Brown overdosed on heroin in 2018.

“If it wasn’t for that NARCAN giving me another chance at life, I wouldn’t be here today,” she said. “It’s a great thing. There’s a lot of stigma attached to it, because a lot of people that don’t understand substance use disorders, they look at it as, ‘Well, that’s just another day for them to get high … They did that to themselves, and they’re just going to go get high again.’ But, not a lot of people realize there are chances for people, you know? A substance use disorder is not the end of somebody’s life. They can change.”

She did go back out and use after her overdose, but, about two months after that, she got clean.

“I’ve now been clean and sober for two years and seven months,” she said in June.

Substance abuse disorders often go hand-in-hand with mental health issues.
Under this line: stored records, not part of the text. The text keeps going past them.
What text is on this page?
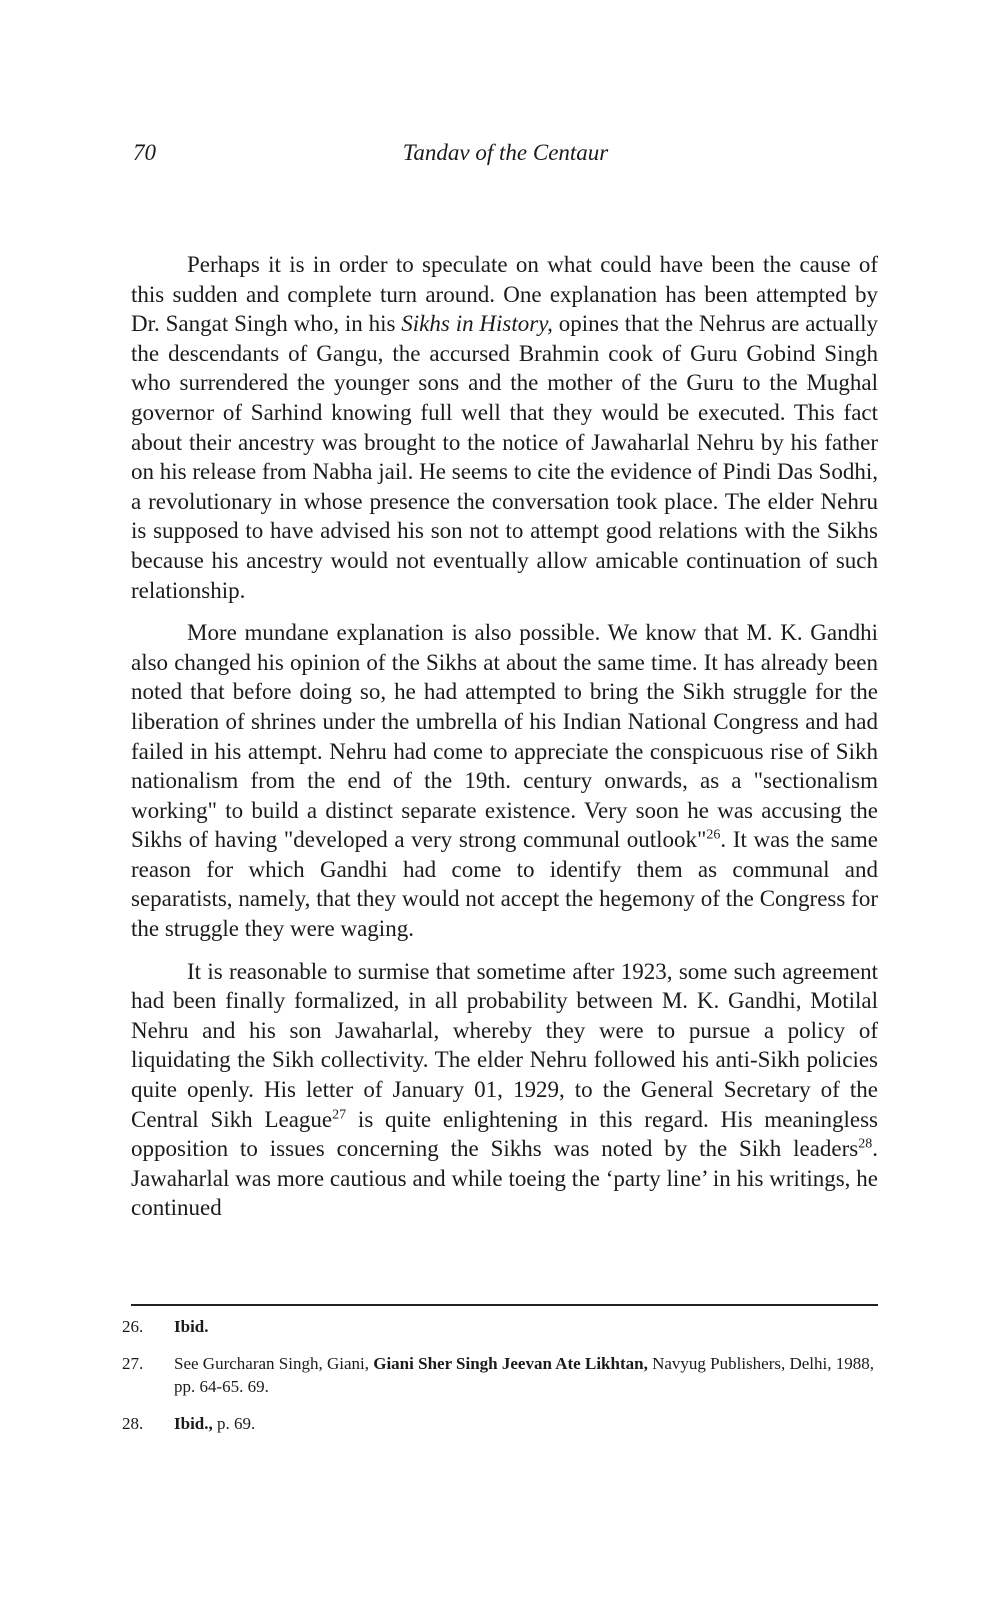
70	Tandav of the Centaur

Perhaps it is in order to speculate on what could have been the cause of this sudden and complete turn around. One explanation has been attempted by Dr. Sangat Singh who, in his Sikhs in History, opines that the Nehrus are actually the descendants of Gangu, the accursed Brahmin cook of Guru Gobind Singh who surrendered the younger sons and the mother of the Guru to the Mughal governor of Sarhind knowing full well that they would be executed. This fact about their ancestry was brought to the notice of Jawaharlal Nehru by his father on his release from Nabha jail. He seems to cite the evidence of Pindi Das Sodhi, a revolutionary in whose presence the conversation took place. The elder Nehru is supposed to have advised his son not to attempt good relations with the Sikhs because his ancestry would not eventually allow amicable continuation of such relationship.

More mundane explanation is also possible. We know that M. K. Gandhi also changed his opinion of the Sikhs at about the same time. It has already been noted that before doing so, he had attempted to bring the Sikh struggle for the liberation of shrines under the umbrella of his Indian National Congress and had failed in his attempt. Nehru had come to appreciate the conspicuous rise of Sikh nationalism from the end of the 19th. century onwards, as a "sectionalism working" to build a distinct separate existence. Very soon he was accusing the Sikhs of having "developed a very strong communal outlook"$^{26}$. It was the same reason for which Gandhi had come to identify them as communal and separatists, namely, that they would not accept the hegemony of the Congress for the struggle they were waging.

It is reasonable to surmise that sometime after 1923, some such agreement had been finally formalized, in all probability between M. K. Gandhi, Motilal Nehru and his son Jawaharlal, whereby they were to pursue a policy of liquidating the Sikh collectivity. The elder Nehru followed his anti-Sikh policies quite openly. His letter of January 01, 1929, to the General Secretary of the Central Sikh League$^{27}$ is quite enlightening in this regard. His meaningless opposition to issues concerning the Sikhs was noted by the Sikh leaders$^{28}$. Jawaharlal was more cautious and while toeing the ‘party line’ in his writings, he continued

26. Ibid.
27. See Gurcharan Singh, Giani, Giani Sher Singh Jeevan Ate Likhtan, Navyug Publishers, Delhi, 1988, pp. 64-65. 69.
28. Ibid., p. 69.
“I can’t speak for everybody, but the majority of people with substance abuse disorders have underlying mental illnesses,” Brown said. “I, myself, have suffered with depression, PTSD, things like that, since I was a kid. And I didn’t know how to cope with that. I tried to get counseling when I was younger, but it was seen as just a phase that I was going through, and that I’d grow out of it, but then I never did.”

Brown choked up when she started talking about her two children, and the one on the way.

Her two children live in South Carolina with their father.

“I haven’t seen them — because of what I have done with my life in the past — I haven’t seen them or talked to them in three years,” Brown said. “I was not in a good place when I had them. I was not mentally stable, I was not financially stable, I just wasn’t stable at all.”

She is grateful for a new chance at motherhood.

“It’s different this time around,” she said. “Now, I have this opportunity to have another child. To be the mother that I should have been before.”

“Nobody is a lost cause,” Brown said.